Concrètement, l’accompagnement peut inclure des soins infirmiers à domicile, assurés par un infirmier libéral, un centre de soins infirmiers ou un service de soins infirmiers à domicile, le SSIAD. Une aide humaine peut également être prévue pour les tâches quotidiennes. Du matériel médical peut être prescrit, comme un lit médicalisé, un fauteuil releveur ou des barres d’appui. De petits aménagements peuvent enfin sécuriser la salle de bains et les accès.

La durée moyenne d’un séjour hospitalier étant de six à sept jours, ces démarches doivent souvent être réalisées rapidement. Il est donc utile de solliciter le service social dès l’admission, plutôt que d’attendre la date de sortie pour rechercher une aide à domicile ou du matériel.

La téléassistance peut compléter ce dispositif, en particulier pendant les premières semaines, lorsque le risque de chute reste élevé. Un bracelet ou un médaillon relié à une centrale d’écoute disponible 24h/24 et 7j/7 permet de déclencher une alerte si nécessaire, y compris lorsque la personne ne peut plus parler. Certains services proposent un mois d’essai gratuit et sans engagement de durée. Cette période permet de vérifier si la solution convient avant de la conserver.

Financer l’accompagnement post-hospitalisation

Le coût de l’accompagnement peut devenir un obstacle si aucune démarche n’est engagée suffisamment tôt. L’aide au retour à domicile après hospitalisation, ou ARDH, proposée par certaines caisses de retraite comme la CARSAT ou la MSA, répond à cette période de transition. Elle peut financer ponctuellement des heures d’aide à domicile, du portage de repas ou de la téléassistance, en général pendant une durée maximale de trois mois. Le plafond de prise en charge peut atteindre 1 040,17 €.

Pour les besoins qui se prolongent, l’allocation personnalisée d’autonomie, l’APA, peut prendre le relais lorsque la perte d’autonomie est avérée. La prestation de compensation du handicap, la PCH, peut s’appliquer dans certaines situations spécifiques. L’Assurance Maladie peut aussi intervenir pour la partie liée aux soins.

Les complémentaires santé proposent parfois des forfaits dédiés au retour à domicile après une hospitalisation. Il est donc utile de vérifier les garanties prévues avant d’écarter une solution pour des raisons financières. Une plateforme nationale d’information destinée aux personnes âgées et à leurs proches met également à disposition une ligne téléphonique d’orientation, joignable du lundi au vendredi de 9h à 17h, pour aider à identifier les interlocuteurs et les dispositifs adaptés.

Quand une solution différente du domicile s’impose

Le retour direct à domicile n’est pas toujours la meilleure option. Lorsque la rééducation nécessaire est trop intensive pour être réalisée à la maison, un séjour en établissement de soins de suite et de réadaptation, ou SSR, permet de travailler la récupération physique, cognitive et parfois psychologique dans un cadre médicalisé. Cette étape peut précéder un retour au domicile dans de meilleures conditions.

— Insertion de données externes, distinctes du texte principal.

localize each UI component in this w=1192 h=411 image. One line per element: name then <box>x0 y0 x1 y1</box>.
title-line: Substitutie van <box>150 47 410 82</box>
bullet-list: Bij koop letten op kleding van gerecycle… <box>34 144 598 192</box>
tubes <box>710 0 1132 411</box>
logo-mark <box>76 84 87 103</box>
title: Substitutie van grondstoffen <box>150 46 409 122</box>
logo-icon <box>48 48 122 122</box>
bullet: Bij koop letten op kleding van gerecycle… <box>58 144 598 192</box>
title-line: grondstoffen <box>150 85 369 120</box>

Lorsque la difficulté vient surtout de l’organisation de l’entourage, un hébergement temporaire en EHPAD ou dans une structure dédiée offre une solution transitoire. Selon les financements mobilisés, ce séjour est généralement encadré dans la limite de 30 jours renouvelables. Il laisse à la personne le temps de récupérer et aux aidants celui de réorganiser le quotidien, sans décider immédiatement d’une entrée définitive en établissement.

Cette possibilité répond aussi au besoin de répit des proches. La France compte près de 6 millions de proches aidants, et un relais temporaire peut les aider à accompagner la convalescence dans de meilleures conditions. Il ne répond donc pas uniquement à une situation médicale sans issue.

Enfin, lorsque les soins et la surveillance deviennent quotidiens et durables, une installation en EHPAD ou dans une résidence adaptée peut être envisagée. La décision doit s’appuyer sur le niveau d’autonomie, les besoins de soins et les capacités de l’entourage. L’objectif est de choisir une solution sécurisée et adaptée, plutôt que d’attendre une nouvelle hospitalisation pour agir.